- Undervalued stocks trade at lows relative to growth shares
- A Fed rate increase is the signal the market is waiting for
Here’s something about markets that may seem counterintuitive: when economies are struggling to grow, investors usually buy growth stocks, flocking to companies with a track record of improving earnings even when times are tough.
That’s been true during the six-year bull market, a period in which the MSCI World Growth Index has gained almost 40 percentage points more than the MSCI World Value Index. Consumer and technology stocks have led the recovery, outpacing banks and energy companies.
All that’s about to change, according to JPMorgan Asset Management and Barclays Plc, which see the Federal Reserve’s first rate hike in almost a decade as the catalyst that will put a charge in value stocks, roughly defined as those priced at the smallest ratios to earnings and asset value. Raising rates will send a message to investors that it’s safe to take on risk.
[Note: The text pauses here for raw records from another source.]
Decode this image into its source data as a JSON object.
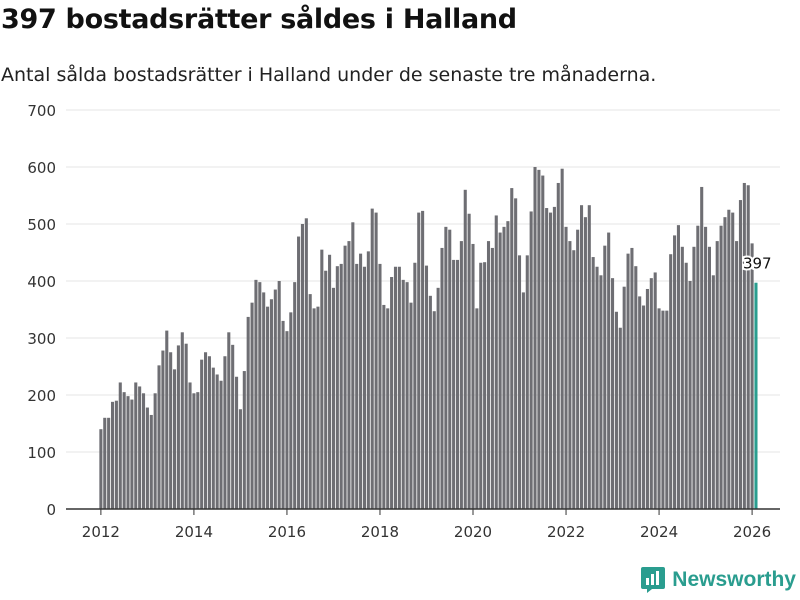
{
  "header": {
    "title": "397 bostadsrätter såldes i Halland",
    "subtitle": "Antal sålda bostadsrätter i Halland under de senaste tre månaderna."
  },
  "brand": {
    "name": "Newsworthy",
    "icon": "bar-chart-logo-icon"
  },
  "colors": {
    "bar": "#6e6e73",
    "highlight": "#2a9d8f",
    "grid": "#e4e4e4",
    "axis": "#333333",
    "brand": "#2a9d8f"
  },
  "chart_data": {
    "type": "bar",
    "title": "397 bostadsrätter såldes i Halland",
    "subtitle": "Antal sålda bostadsrätter i Halland under de senaste tre månaderna.",
    "xlabel": "",
    "ylabel": "",
    "ylim": [
      0,
      700
    ],
    "xlim": [
      2011.25,
      2026.6
    ],
    "yticks": [
      0,
      100,
      200,
      300,
      400,
      500,
      600,
      700
    ],
    "xticks": [
      2012,
      2014,
      2016,
      2018,
      2020,
      2022,
      2024,
      2026
    ],
    "grid": true,
    "x_start": 2012.0,
    "x_step": 0.0833333,
    "highlight_label": "397",
    "values": [
      140,
      160,
      160,
      188,
      190,
      222,
      205,
      198,
      192,
      222,
      215,
      203,
      178,
      165,
      203,
      252,
      278,
      313,
      275,
      245,
      287,
      310,
      290,
      222,
      203,
      205,
      262,
      275,
      268,
      248,
      236,
      225,
      268,
      310,
      288,
      232,
      175,
      242,
      337,
      362,
      402,
      398,
      380,
      355,
      368,
      385,
      400,
      330,
      312,
      345,
      398,
      478,
      500,
      510,
      377,
      352,
      355,
      455,
      418,
      446,
      388,
      426,
      430,
      462,
      470,
      503,
      430,
      448,
      425,
      452,
      527,
      520,
      430,
      358,
      352,
      407,
      425,
      425,
      402,
      398,
      362,
      432,
      520,
      523,
      427,
      374,
      347,
      388,
      458,
      495,
      490,
      437,
      437,
      470,
      560,
      518,
      465,
      352,
      432,
      433,
      470,
      458,
      515,
      485,
      495,
      505,
      563,
      545,
      445,
      380,
      445,
      522,
      600,
      595,
      585,
      528,
      520,
      530,
      572,
      597,
      495,
      470,
      454,
      490,
      533,
      512,
      533,
      442,
      425,
      410,
      462,
      485,
      405,
      346,
      318,
      390,
      448,
      458,
      426,
      373,
      357,
      386,
      405,
      415,
      352,
      348,
      348,
      447,
      480,
      498,
      460,
      432,
      400,
      460,
      497,
      565,
      495,
      460,
      410,
      470,
      497,
      512,
      525,
      520,
      470,
      542,
      572,
      568,
      466,
      397
    ]
  }
}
What’s more, the value gauge trades at its lowest level since the dot-com bubble relative to its growth counterpart.
“Growth styles have done well because we’ve had so much macro-economic uncertainty,” said Louise Kooy-Henckel, a manager of global equities at JPMorgan Asset Management in London. Her firm oversees $1.7 trillion. “Now you’ll have the Fed essentially telling you that the world’s biggest economy is fine. That installs confidence, and it’s just what the value pockets of the market need to do much better.”
Pacific Investment Management Co. agrees, recommending investors increase allocation to value stocks versus growth because of “continued economic expansion and rising rates,” according to a report on its website.
One of the reasons why value shares may rise more with a Fed rate increase is because so many of them are banks. Financial stocks including JPMorgan Chase & Co. and Wells Fargo & Co. make up 30 percent of the MSCI value index. With higher borrowing costs, banks stand to increase their profits, and strategists at Goldman Sachs Group Inc. recommend betting on large U.S. lenders versus the broader market.
Technology and consumer shares are the two biggest industries in the MSCI growth measure. With a valuation of 19.9 times estimated profit, equities in the gauge are 33 percent more expensive than those in its value version.
Value stocks tend to outperform in years of global economic strength. From their low in 2003 to the peak in 2007, they outpaced growth equities by more than 40 percentage points. While they’ve fallen this year, Barclays’s Ian Scott predicts a rebound. He notes a correlation with Treasury yields, which have already ticked up in anticipation of higher rates.
“The market needs a new leadership, and a rotation into value will be positive,” said Scott, Barclays’s head of equity strategy in London. “There’s also a regional aspect to this: growth as a style tends to favor the U.S., whereas a value approach would support equities elsewhere, particularly Europe. Investors can’t really rely on growth stocks or on the U.S. to power the bull market anymore.”
European equities are heading for their first year of outperformance versus the U.S. since before the financial crisis. While the Standard & Poor’s 500 Index tripled from a low in 2009, the Euro Stoxx 50 Index has risen 90 percent. Analysts forecast that profit growth in Europe will outpace the U.S. this year, pointing to another support for the region’s shares.
The question is whether the fragile global economic recovery will hold strong against rising interest rates, a China-led slowdown in emerging markets, and a slide in oil prices. While the major developed economies are projected to expand next year, growth will remain subdued in big players such as Japan or France.
“Yes, the world is a better place than it was three years ago, but the stabilization will take long,” said Alex Scott, who helps oversee about $14 billion as Seven Investment Management’s deputy chief investment officer. “Investors have been skeptical about global growth, and it’s not going to take just the Fed to change that. They need evidence of a protracted recovery. It’s only just been a year since large parts of Europe were still in recession.”
Moudy El Khodr at NN Investment Partners says the Fed has been careful to reassure investors that it will only raise rates when the economy is strong enough to withstand a change in policy. That should trickle down to stock markets, favoring equities that have been left behind in the six-year rally. He recommends banks, steel companies, industrial stocks and is looking at some energy shares too.
“We’ve had a very fearful bull market since the financial crisis,” said El Khodr, a senior investment manager at NN Investment Partners in Brussels. “People were hunting for safety, quality and growth because we lived in a world where that was scarce. If rates go up for the right reasons, then value will benefit. A rate hike would be a sign that the cycle is finally turning more positive than expected.”